Oleh :
Muhammad Alwi Sofwan
“kau tahu
ini bulan apa? Ini adalah bulan ramadhan, bulan yang penuh berkah, bulan yang
penuh ampunan, dan bulan suci yang tak ada keraguan atasnya. Jadi, muliakanlah
bulan ramadhan ini dan jangan pernah mengotorinya. “. Kata itu masih terdengar
segar ditelingaku. Kata yang keluar dari hati seorang Ibu yang penuh kasih
sayang, yang mengajari semua hal didunia ini tentang kebaikan. Aku mencoba
menyelami masa itu, masa dimana aku masih begitu dekat dengan seseorang
malaikat yang selalu menjagaku. semakin aku mengorek-orek memori di sel-sel
otakku tentang kenangan indahnya
ramadhan bersama keluarga, semakin menggunung keinginanku untuk melewatinya dengan keluargaku. Aku rasa tidak ada ruginya meluangkan waktu sebulan untuk fokus beribadah bersama keluarga dari pekerjaan kantorku disebuah perusahaan yang cukup besar di Jakarta.

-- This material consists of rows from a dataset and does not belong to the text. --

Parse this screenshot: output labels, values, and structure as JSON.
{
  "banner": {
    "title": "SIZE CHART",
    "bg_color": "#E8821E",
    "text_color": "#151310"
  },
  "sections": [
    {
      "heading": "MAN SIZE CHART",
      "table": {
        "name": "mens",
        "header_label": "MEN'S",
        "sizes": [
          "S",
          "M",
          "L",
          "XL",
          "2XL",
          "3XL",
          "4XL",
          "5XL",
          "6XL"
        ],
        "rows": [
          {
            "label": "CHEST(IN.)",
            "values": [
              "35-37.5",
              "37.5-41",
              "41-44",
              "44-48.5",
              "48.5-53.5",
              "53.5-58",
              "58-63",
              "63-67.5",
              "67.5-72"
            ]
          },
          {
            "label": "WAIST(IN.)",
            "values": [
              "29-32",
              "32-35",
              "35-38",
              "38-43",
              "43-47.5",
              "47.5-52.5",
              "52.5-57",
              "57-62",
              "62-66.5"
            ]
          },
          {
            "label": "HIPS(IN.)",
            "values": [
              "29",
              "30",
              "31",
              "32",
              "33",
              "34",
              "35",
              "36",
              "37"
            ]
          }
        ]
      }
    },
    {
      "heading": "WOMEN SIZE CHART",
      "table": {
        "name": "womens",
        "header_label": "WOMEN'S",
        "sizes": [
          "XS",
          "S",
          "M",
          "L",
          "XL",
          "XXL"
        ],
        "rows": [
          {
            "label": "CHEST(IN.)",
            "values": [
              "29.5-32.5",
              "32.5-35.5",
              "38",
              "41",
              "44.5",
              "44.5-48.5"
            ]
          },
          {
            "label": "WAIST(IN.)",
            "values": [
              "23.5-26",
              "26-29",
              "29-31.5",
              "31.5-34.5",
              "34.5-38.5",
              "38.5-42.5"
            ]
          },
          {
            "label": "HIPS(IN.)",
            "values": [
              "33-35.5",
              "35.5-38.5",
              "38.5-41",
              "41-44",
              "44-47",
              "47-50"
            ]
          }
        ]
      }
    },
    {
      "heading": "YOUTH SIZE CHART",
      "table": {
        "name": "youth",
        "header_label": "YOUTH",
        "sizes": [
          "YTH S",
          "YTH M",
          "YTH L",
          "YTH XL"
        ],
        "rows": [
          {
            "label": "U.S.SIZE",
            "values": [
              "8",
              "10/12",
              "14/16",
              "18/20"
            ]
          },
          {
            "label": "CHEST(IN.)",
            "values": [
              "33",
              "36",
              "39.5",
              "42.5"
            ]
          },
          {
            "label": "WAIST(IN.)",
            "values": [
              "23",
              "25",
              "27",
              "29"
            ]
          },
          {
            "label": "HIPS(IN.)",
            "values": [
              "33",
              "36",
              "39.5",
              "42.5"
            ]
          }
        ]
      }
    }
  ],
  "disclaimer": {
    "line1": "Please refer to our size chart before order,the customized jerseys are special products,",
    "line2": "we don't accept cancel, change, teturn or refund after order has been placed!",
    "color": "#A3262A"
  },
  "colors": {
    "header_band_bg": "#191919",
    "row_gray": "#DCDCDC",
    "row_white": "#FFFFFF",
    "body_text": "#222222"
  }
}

ramadhan bersama keluarga, semakin menggunung keinginanku untuk melewatinya dengan keluargaku. Aku rasa tidak ada ruginya meluangkan waktu sebulan untuk fokus beribadah bersama keluarga dari pekerjaan kantorku disebuah perusahaan yang cukup besar di Jakarta.
Segelas kopi
masih mengepul diatas meja kerjaku, hangat dan menyegarkan mataku yang sedari
tadi sudah kelelahan memelototi monitor komputer. kupalingkan wajahku pada jam
dinding kantor yang terletak persis didepan mejaku, waktu sudah menunjukkan jam
sebelas malam, dan pekerjaanku masih banyak yang belum selesai. Otakku rasanya
sudah tak sanggup lagi ku peras, untuk menghasilkan ide-ide yang cemerlang. Aku
lelah.
Aku keluar
dari kantor, melihat gemerlapnya malam hari di jakarta. Disini semuanya lengkap,
dari mulai gedung pencakar langit sampai rumah kardus. Dari mulai supermarket
sampai pedagang keliling. Aku berdiri persis dipinggir jalan depan kantor, di
ujung jalan terlihat pemuda pemudi yang sedang berpacaran, di kanan jalan
terlihat sebuah bar yang cukup besar, di kiri jalan terlihat tempat karaoke
yang gemerlap dengan lampu yang kerlap-kerlip bak bintang kejora yang selalu
bersinar. Heran saja, kenapa disini pergaulan begitu bebas, tidak seperti di
kampungku. Ah, diam-diam aku juga merindukan kampungku.
Udara dingin
mulai menyerang kulitku, dagingku, sampai ke tulangku. Sendirian diluar memang
terasa membosankan. Dari kejauhan nampak
sesosok laki-laki berjalan dengan pelan. Aku merasa tak asing dengan cara
berjalan itu. Tapi siapa? Membuatku penasaran saja. Aku berjalan menuju kearahnya, dan setelah
kami dekat, aku berhenti. Aku ingin memastikan bahwa itu benar-benar sahabatku.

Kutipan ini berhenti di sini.